Eh bien là, semaine après semaine, chaque fois c’est semblable et différent : dimanche dernier les stands rares grelotaient sous un ciel glacial et des coups de vents, et je ne rapportai qu’un mince volume de Rimbaud — souhaité depuis longtemps, tout de même : enfin les textes, seulement les textes, sans toutes ces fichues notes où des profs croient bon de livrer « explications » et commentaires, fichus parasites, laissez donc Rimbaud parler. Aquarium ardent et aube de juin batailleuse : laissez-nous en trouver le sens, ou pas, c’est Rimbaud que l’on dénature à coups de notes de bas de page.

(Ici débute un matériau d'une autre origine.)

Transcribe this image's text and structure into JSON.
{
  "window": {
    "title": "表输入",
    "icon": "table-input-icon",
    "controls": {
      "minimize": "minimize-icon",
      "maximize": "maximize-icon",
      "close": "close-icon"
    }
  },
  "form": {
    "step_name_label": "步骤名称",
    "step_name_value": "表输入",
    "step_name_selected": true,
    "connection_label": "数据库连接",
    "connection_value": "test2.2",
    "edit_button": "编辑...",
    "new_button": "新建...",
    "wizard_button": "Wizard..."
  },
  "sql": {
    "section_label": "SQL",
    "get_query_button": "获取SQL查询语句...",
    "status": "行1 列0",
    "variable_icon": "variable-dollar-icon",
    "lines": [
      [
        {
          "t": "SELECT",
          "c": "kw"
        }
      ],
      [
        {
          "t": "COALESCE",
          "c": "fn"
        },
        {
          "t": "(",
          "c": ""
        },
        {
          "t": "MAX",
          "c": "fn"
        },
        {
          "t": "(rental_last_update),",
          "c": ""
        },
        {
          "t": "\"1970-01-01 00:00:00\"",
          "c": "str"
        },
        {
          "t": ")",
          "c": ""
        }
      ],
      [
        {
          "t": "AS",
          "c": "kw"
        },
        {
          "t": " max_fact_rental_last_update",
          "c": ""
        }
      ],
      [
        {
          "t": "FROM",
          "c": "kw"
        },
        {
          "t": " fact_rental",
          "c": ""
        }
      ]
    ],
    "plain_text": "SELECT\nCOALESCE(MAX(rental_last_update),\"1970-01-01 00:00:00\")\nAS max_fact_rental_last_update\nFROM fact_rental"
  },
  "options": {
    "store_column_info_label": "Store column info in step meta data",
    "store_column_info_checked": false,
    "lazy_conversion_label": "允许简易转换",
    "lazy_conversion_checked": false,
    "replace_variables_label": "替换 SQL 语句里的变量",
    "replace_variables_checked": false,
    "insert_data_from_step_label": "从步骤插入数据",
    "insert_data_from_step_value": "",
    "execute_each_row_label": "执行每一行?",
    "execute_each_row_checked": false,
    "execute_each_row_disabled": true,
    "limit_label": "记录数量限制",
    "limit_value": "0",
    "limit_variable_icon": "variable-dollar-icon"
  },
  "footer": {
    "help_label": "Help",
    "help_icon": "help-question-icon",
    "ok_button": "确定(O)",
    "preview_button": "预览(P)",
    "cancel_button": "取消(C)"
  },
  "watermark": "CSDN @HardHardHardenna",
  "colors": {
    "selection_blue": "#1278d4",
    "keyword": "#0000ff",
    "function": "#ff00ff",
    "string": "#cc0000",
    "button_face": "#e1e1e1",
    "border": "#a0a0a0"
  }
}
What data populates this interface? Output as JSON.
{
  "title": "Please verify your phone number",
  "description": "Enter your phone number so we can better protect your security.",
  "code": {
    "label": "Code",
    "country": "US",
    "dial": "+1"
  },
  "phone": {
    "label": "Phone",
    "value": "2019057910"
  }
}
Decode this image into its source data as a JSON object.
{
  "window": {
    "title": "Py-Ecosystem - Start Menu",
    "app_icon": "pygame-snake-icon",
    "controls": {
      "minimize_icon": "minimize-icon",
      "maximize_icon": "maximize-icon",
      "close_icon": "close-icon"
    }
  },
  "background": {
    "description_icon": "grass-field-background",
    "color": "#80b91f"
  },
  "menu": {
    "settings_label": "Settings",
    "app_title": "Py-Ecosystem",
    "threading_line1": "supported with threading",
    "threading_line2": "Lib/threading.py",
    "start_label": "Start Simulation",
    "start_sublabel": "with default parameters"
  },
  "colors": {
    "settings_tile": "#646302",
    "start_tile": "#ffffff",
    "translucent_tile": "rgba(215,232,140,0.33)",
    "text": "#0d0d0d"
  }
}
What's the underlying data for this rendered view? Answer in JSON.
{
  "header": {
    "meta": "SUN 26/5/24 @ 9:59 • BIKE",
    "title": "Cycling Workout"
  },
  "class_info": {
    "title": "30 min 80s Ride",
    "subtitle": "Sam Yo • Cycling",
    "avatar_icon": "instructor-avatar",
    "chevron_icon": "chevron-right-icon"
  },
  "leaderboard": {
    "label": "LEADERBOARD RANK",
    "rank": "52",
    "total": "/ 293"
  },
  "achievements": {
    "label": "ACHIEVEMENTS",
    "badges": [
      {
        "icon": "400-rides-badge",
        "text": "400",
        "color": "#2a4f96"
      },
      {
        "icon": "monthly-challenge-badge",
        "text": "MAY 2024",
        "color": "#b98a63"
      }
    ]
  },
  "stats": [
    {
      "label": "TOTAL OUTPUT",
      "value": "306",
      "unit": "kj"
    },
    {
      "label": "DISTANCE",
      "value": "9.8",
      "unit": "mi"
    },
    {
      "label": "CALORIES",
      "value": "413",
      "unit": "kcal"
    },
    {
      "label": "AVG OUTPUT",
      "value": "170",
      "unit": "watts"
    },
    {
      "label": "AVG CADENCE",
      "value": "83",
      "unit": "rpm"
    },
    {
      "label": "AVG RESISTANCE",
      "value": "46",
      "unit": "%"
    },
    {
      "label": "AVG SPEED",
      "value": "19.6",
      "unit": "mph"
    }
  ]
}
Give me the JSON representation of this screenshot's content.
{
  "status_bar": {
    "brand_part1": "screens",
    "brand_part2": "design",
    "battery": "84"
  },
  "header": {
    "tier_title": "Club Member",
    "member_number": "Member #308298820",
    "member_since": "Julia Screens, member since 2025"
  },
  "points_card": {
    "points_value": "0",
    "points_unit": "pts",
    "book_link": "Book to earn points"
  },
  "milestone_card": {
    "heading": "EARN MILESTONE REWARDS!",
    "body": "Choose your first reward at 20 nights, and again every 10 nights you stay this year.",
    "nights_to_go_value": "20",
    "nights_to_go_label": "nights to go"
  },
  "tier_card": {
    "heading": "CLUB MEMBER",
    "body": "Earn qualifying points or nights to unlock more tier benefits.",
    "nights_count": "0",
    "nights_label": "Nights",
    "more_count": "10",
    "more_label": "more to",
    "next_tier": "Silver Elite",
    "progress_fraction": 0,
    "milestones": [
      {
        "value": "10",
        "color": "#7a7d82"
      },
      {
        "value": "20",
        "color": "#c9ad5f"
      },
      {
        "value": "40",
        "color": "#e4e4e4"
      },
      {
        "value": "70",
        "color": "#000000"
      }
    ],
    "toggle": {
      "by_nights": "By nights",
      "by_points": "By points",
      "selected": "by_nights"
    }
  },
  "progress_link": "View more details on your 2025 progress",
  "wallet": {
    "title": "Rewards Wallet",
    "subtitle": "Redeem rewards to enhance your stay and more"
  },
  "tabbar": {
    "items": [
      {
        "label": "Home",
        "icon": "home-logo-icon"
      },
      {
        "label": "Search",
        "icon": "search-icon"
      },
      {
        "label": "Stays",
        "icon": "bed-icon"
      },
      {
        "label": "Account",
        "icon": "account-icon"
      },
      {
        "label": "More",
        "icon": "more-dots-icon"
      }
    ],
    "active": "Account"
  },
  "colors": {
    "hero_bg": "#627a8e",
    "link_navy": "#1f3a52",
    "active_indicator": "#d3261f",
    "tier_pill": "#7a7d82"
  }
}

Ce matin, sur le bitume vernis d’humidité se pressaient les stands en grand nombre, sans parler des dames à brushing et des messieurs à poil blanc qui tractaient pour le candidat du clan présidentiel, et j’ai rapporté une poignée de Colette, Carco et Dabit, un Renée Dunan polardo-coquin ainsi que quatre jolies revues Pif des années 60. Papier humide, trouvailles au hasard, matin doux.
#2856
En m’installant à Bordeaux, j’ai quitté une grande région de mon existence : 6 ans déjà que Lyon m’est étrangère et la capitale girondine plus mienne que jamais.
#2853
Faut-il donc l’avouer ? Le goût sucré de Bordeaux pour moi, de manière intime, ce n’est pas le cannelé : peut-être n’était-il pas encore si présent, dans le mitan des années quatre-vingt qui me vit effectuer mes études ? La pieuvre Baillardran n’avait-elle pas alors encore poussé tous ses tentacules ? Ou bien, plus sûrement, mes finances d’étudiant crevard me firent-elles éviter sans même y songer friandise si coûteuse ? Toujours est-il que je ne découvris le charme du cannelé qu’un peu plus tard et que, dans mes souvenirs, c’est une viennoiserie bien plus ordinaire — non pas cette chocolatine dont je découvris avec ébahissement que ces sauvages de Lyonnais la nommaient « pain au chocolat » —, juste le pain au raisin, vous savez, cet escargot, qui fit durant trois années mon alimentation principale et dont pourtant je ne me suis pas écœuré, une dame dans le hall minable de l’IUT en vendait d’énormes pour vil prix, et ce goût m’est resté, délice encore, souvenir et gourmandise.